Mandryk: Moe’s recent ads show Sask. Party’s inclusive rural nature

A political ad is a big investment in addressing an issue, and Moe’s political issues are clearly not in Shellbrook.

So what’s going on in Premier Scott Moe’s hometown of Shellbrook?

Shellbrook is “a great town … like so many other places across Saskatchewan,” Moe boasts in his latest ads.

No one is arguing with that. And one might expect to hear that from the premier of a province that tends to pride itself on hometown pride.

That said, political ads are expensive and the message must be chosen wisely. A political ad is a big investment in addressing an issue, and Moe’s political issues are clearly not in Shellbrook.

In the 2020 general election, Moe received 79.54 per cent of the popular vote in Rosthern-Shellbrook — third-best in the province in 2020 behind Sask. Party candidates in Wood River and Lloydminster.

As stunning as that number was, it wasn’t all that exceptional in the 2020 Sask. Party sweep of the 29 rural seats all won by its candidates by a remarkable average of 72.89 per cent of the riding’s popular vote.

Well, one should understand that the Sask. Party and rural Saskatchewan are completely intertwined, both politically and philosophically. It’s nearly impossible to separate one from the other.

Moreover, this isn’t the first time Moe has made it known that his hometown has a disproportionate effect on his policies.

Shellbrook people, evidently, repeatedly told him last year that he was spot on when it came to Bill 137, prohibiting students’ use of preferred pronouns at school without parental consent.

However, the real issue here — one Moe alludes to in the ad — was in play in rural Saskatchewan long before the internet started birthing conspiracies. It’s the age-old issue of rural depopulation, which has long been the focus of Saskatchewan election fights.

During the 1982 election, then-Progressive Conservative leader Grant Devine, in his “There’s so much more we could be” campaign, delivered stirring speeches with the tale of an older rural couple who had the Easter weekend circled because that would be the next time the kids and grandkids came home for a visit from Alberta.

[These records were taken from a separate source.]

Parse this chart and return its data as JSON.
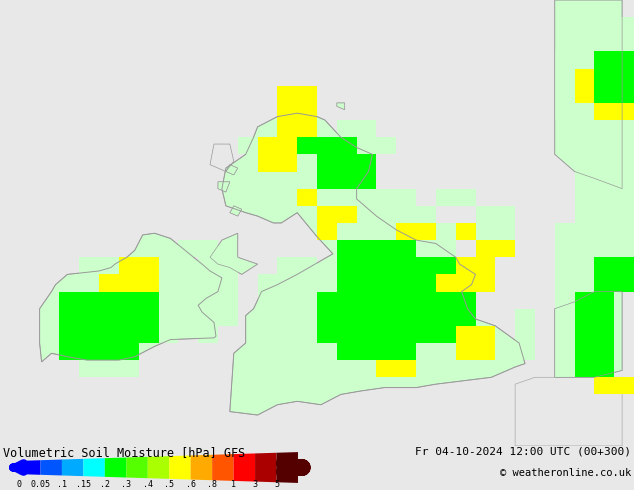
{
  "title": "Volumetric Soil Moisture [hPa] GFS",
  "date_text": "Fr 04-10-2024 12:00 UTC (00+300)",
  "copyright_text": "© weatheronline.co.uk",
  "colorbar_labels": [
    "0",
    "0.05",
    ".1",
    ".15",
    ".2",
    ".3",
    ".4",
    ".5",
    ".6",
    ".8",
    "1",
    "3",
    "5"
  ],
  "colorbar_colors": [
    "#0000ff",
    "#0055ff",
    "#00aaff",
    "#00ffff",
    "#00ff00",
    "#55ff00",
    "#aaff00",
    "#ffff00",
    "#ffaa00",
    "#ff5500",
    "#ff0000",
    "#aa0000",
    "#550000"
  ],
  "background_color": "#e8e8e8",
  "sea_color": "#e0e0e0",
  "coast_color": "#aaaaaa",
  "light_green": "#ccffcc",
  "mid_green": "#00ff00",
  "yellow": "#ffff00",
  "xlim": [
    -11.5,
    4.5
  ],
  "ylim": [
    49.0,
    62.0
  ],
  "grid_res": 0.5,
  "green_cells": [
    [
      -10.0,
      51.5
    ],
    [
      -9.5,
      51.5
    ],
    [
      -9.0,
      51.5
    ],
    [
      -8.5,
      51.5
    ],
    [
      -10.0,
      52.0
    ],
    [
      -9.5,
      52.0
    ],
    [
      -9.0,
      52.0
    ],
    [
      -8.5,
      52.0
    ],
    [
      -8.0,
      52.0
    ],
    [
      -10.0,
      52.5
    ],
    [
      -9.5,
      52.5
    ],
    [
      -9.0,
      52.5
    ],
    [
      -8.5,
      52.5
    ],
    [
      -8.0,
      52.5
    ],
    [
      -10.0,
      53.0
    ],
    [
      -9.5,
      53.0
    ],
    [
      -9.0,
      53.0
    ],
    [
      -8.5,
      53.0
    ],
    [
      -8.0,
      53.0
    ],
    [
      -3.5,
      53.0
    ],
    [
      -3.0,
      53.0
    ],
    [
      -2.5,
      53.0
    ],
    [
      -2.0,
      53.0
    ],
    [
      -1.5,
      53.0
    ],
    [
      -1.0,
      53.0
    ],
    [
      -0.5,
      53.0
    ],
    [
      0.0,
      53.0
    ],
    [
      -3.5,
      52.5
    ],
    [
      -3.0,
      52.5
    ],
    [
      -2.5,
      52.5
    ],
    [
      -2.0,
      52.5
    ],
    [
      -1.5,
      52.5
    ],
    [
      -1.0,
      52.5
    ],
    [
      -0.5,
      52.5
    ],
    [
      0.0,
      52.5
    ],
    [
      -3.5,
      52.0
    ],
    [
      -3.0,
      52.0
    ],
    [
      -2.5,
      52.0
    ],
    [
      -2.0,
      52.0
    ],
    [
      -1.5,
      52.0
    ],
    [
      -1.0,
      52.0
    ],
    [
      -0.5,
      52.0
    ],
    [
      -3.0,
      53.5
    ],
    [
      -2.5,
      53.5
    ],
    [
      -2.0,
      53.5
    ],
    [
      -1.5,
      53.5
    ],
    [
      -1.0,
      53.5
    ],
    [
      -0.5,
      53.5
    ],
    [
      -3.0,
      54.0
    ],
    [
      -2.5,
      54.0
    ],
    [
      -2.0,
      54.0
    ],
    [
      -1.5,
      54.0
    ],
    [
      -1.0,
      54.0
    ],
    [
      -0.5,
      54.0
    ],
    [
      -3.0,
      54.5
    ],
    [
      -2.5,
      54.5
    ],
    [
      -2.0,
      54.5
    ],
    [
      -1.5,
      54.5
    ],
    [
      -3.0,
      51.5
    ],
    [
      -2.5,
      51.5
    ],
    [
      -2.0,
      51.5
    ],
    [
      -1.5,
      51.5
    ],
    [
      -3.5,
      56.5
    ],
    [
      -3.0,
      56.5
    ],
    [
      -2.5,
      56.5
    ],
    [
      -3.5,
      57.0
    ],
    [
      -3.0,
      57.0
    ],
    [
      -2.5,
      57.0
    ],
    [
      -3.5,
      57.5
    ],
    [
      -3.0,
      57.5
    ],
    [
      -4.0,
      57.5
    ],
    [
      3.0,
      51.0
    ],
    [
      3.0,
      51.5
    ],
    [
      3.0,
      52.0
    ],
    [
      3.5,
      51.0
    ],
    [
      3.5,
      51.5
    ],
    [
      3.5,
      52.0
    ],
    [
      3.0,
      52.5
    ],
    [
      3.5,
      52.5
    ],
    [
      3.0,
      53.0
    ],
    [
      3.5,
      53.0
    ],
    [
      3.5,
      53.5
    ],
    [
      4.0,
      53.5
    ],
    [
      3.5,
      54.0
    ],
    [
      4.0,
      54.0
    ],
    [
      3.5,
      59.0
    ],
    [
      4.0,
      59.0
    ],
    [
      3.5,
      59.5
    ],
    [
      4.0,
      59.5
    ],
    [
      3.5,
      60.0
    ],
    [
      4.0,
      60.0
    ]
  ],
  "yellow_cells": [
    [
      -9.0,
      53.5
    ],
    [
      -8.5,
      53.5
    ],
    [
      -8.0,
      53.5
    ],
    [
      -8.5,
      54.0
    ],
    [
      -8.0,
      54.0
    ],
    [
      -4.5,
      57.0
    ],
    [
      -5.0,
      57.0
    ],
    [
      -4.5,
      57.5
    ],
    [
      -5.0,
      57.5
    ],
    [
      -2.0,
      51.0
    ],
    [
      -1.5,
      51.0
    ],
    [
      -0.5,
      53.5
    ],
    [
      0.0,
      53.5
    ],
    [
      0.5,
      53.5
    ],
    [
      0.0,
      54.0
    ],
    [
      0.5,
      54.0
    ],
    [
      0.0,
      52.0
    ],
    [
      0.5,
      52.0
    ],
    [
      0.0,
      51.5
    ],
    [
      0.5,
      51.5
    ],
    [
      -1.5,
      55.0
    ],
    [
      -1.0,
      55.0
    ],
    [
      0.0,
      55.0
    ],
    [
      3.5,
      50.5
    ],
    [
      4.0,
      50.5
    ],
    [
      3.5,
      58.5
    ],
    [
      4.0,
      58.5
    ],
    [
      3.0,
      59.0
    ],
    [
      3.0,
      59.5
    ],
    [
      -3.5,
      55.5
    ],
    [
      -3.0,
      55.5
    ],
    [
      0.5,
      54.5
    ],
    [
      1.0,
      54.5
    ]
  ],
  "lightgreen_cells": [
    [
      -9.5,
      53.5
    ],
    [
      -9.5,
      54.0
    ],
    [
      -9.0,
      54.0
    ],
    [
      -9.5,
      51.0
    ],
    [
      -9.0,
      51.0
    ],
    [
      -8.5,
      51.0
    ],
    [
      -7.5,
      52.0
    ],
    [
      -7.5,
      52.5
    ],
    [
      -7.5,
      53.0
    ],
    [
      -6.5,
      52.0
    ],
    [
      -6.5,
      52.5
    ],
    [
      -6.0,
      52.5
    ],
    [
      -6.5,
      53.0
    ],
    [
      -6.0,
      53.0
    ],
    [
      -6.0,
      53.5
    ],
    [
      -6.5,
      53.5
    ],
    [
      -6.0,
      54.0
    ],
    [
      -6.5,
      54.0
    ],
    [
      -7.0,
      54.5
    ],
    [
      -6.5,
      54.5
    ],
    [
      -4.0,
      53.0
    ],
    [
      -4.0,
      52.5
    ],
    [
      -4.0,
      52.0
    ],
    [
      -4.5,
      52.0
    ],
    [
      -4.0,
      51.5
    ],
    [
      -4.5,
      51.5
    ],
    [
      -4.5,
      53.0
    ],
    [
      -4.5,
      53.5
    ],
    [
      -4.0,
      53.5
    ],
    [
      -4.5,
      54.0
    ],
    [
      -4.0,
      54.0
    ],
    [
      -5.0,
      52.5
    ],
    [
      -5.0,
      53.0
    ],
    [
      -5.0,
      53.5
    ],
    [
      -1.0,
      52.0
    ],
    [
      -0.5,
      52.0
    ],
    [
      -1.5,
      54.5
    ],
    [
      -1.0,
      54.5
    ],
    [
      -0.5,
      54.5
    ],
    [
      -1.0,
      55.0
    ],
    [
      -0.5,
      55.0
    ],
    [
      -2.5,
      55.0
    ],
    [
      -2.0,
      55.0
    ],
    [
      -2.5,
      55.5
    ],
    [
      -2.0,
      55.5
    ],
    [
      -1.5,
      55.5
    ],
    [
      -1.0,
      55.5
    ],
    [
      -2.5,
      56.0
    ],
    [
      -2.0,
      56.0
    ],
    [
      -1.5,
      56.0
    ],
    [
      -3.0,
      56.0
    ],
    [
      -3.5,
      56.0
    ],
    [
      -4.0,
      56.5
    ],
    [
      -4.5,
      56.5
    ],
    [
      -5.0,
      57.5
    ],
    [
      -5.5,
      57.5
    ],
    [
      -2.5,
      57.5
    ],
    [
      -2.0,
      57.5
    ],
    [
      -3.0,
      58.0
    ],
    [
      -2.5,
      58.0
    ],
    [
      2.5,
      51.0
    ],
    [
      2.5,
      51.5
    ],
    [
      2.5,
      52.0
    ],
    [
      2.5,
      52.5
    ],
    [
      2.5,
      53.0
    ],
    [
      2.5,
      53.5
    ],
    [
      3.0,
      53.5
    ],
    [
      2.5,
      54.0
    ],
    [
      3.0,
      54.0
    ],
    [
      2.5,
      54.5
    ],
    [
      3.0,
      54.5
    ],
    [
      3.5,
      54.5
    ],
    [
      4.0,
      54.5
    ],
    [
      2.5,
      55.0
    ],
    [
      3.0,
      55.0
    ],
    [
      3.5,
      55.0
    ],
    [
      4.0,
      55.0
    ],
    [
      3.0,
      55.5
    ],
    [
      3.5,
      55.5
    ],
    [
      4.0,
      55.5
    ],
    [
      3.0,
      56.0
    ],
    [
      3.5,
      56.0
    ],
    [
      4.0,
      56.0
    ],
    [
      3.0,
      56.5
    ],
    [
      3.5,
      56.5
    ],
    [
      4.0,
      56.5
    ],
    [
      3.0,
      57.0
    ],
    [
      3.5,
      57.0
    ],
    [
      4.0,
      57.0
    ],
    [
      3.0,
      57.5
    ],
    [
      3.5,
      57.5
    ],
    [
      4.0,
      57.5
    ],
    [
      3.0,
      58.0
    ],
    [
      3.5,
      58.0
    ],
    [
      4.0,
      58.0
    ],
    [
      2.5,
      58.5
    ],
    [
      3.0,
      58.5
    ],
    [
      2.5,
      59.0
    ],
    [
      2.5,
      59.5
    ],
    [
      2.5,
      60.0
    ],
    [
      4.0,
      60.5
    ],
    [
      4.0,
      61.0
    ],
    [
      -0.5,
      56.0
    ],
    [
      0.0,
      56.0
    ],
    [
      0.5,
      55.5
    ],
    [
      1.0,
      55.5
    ],
    [
      0.5,
      55.0
    ],
    [
      1.0,
      55.0
    ],
    [
      0.5,
      54.5
    ],
    [
      1.0,
      54.5
    ],
    [
      1.5,
      51.5
    ],
    [
      1.5,
      52.0
    ],
    [
      1.5,
      52.5
    ]
  ],
  "scotland_yellow_long": [
    [
      -4.0,
      56.0
    ],
    [
      -3.5,
      55.5
    ],
    [
      -3.5,
      55.0
    ],
    [
      -4.5,
      58.0
    ],
    [
      -4.0,
      58.0
    ],
    [
      -4.5,
      58.5
    ],
    [
      -4.0,
      58.5
    ],
    [
      -4.5,
      59.0
    ],
    [
      -4.0,
      59.0
    ]
  ]
}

The NDP under Roy Romanow flipped the script in 1991, running ads of a bus pulling up to a farmyard where the dad and mom tearfully hugged their daughter before she boarded it for a life to the west.

Traditionally, it’s been opposition parties bringing up this age-old problem, but it likely makes some sense for Moe and the Sask. Party to proactively address this matter.

While Moe and his government can claim Saskatchewan has experienced overall growth during their 17-year tenure, that growth has mostly taken place in Saskatoon and Regina, not places like Shellbrook, where the 2021 Canada Census population of 1,330 was 7.2 per cent smaller than its 1,433 population when Moe was first elected as its MLA in 2021.

What’s going in Shellbrook and elsewhere in rural Saskatchewan is the same longstanding problem of declining towns. It seems Moe is trying to get the issue before someone else does.

Mandryk is the political columnist the Regina Leader-Post and the Saskatoon StarPhoenix.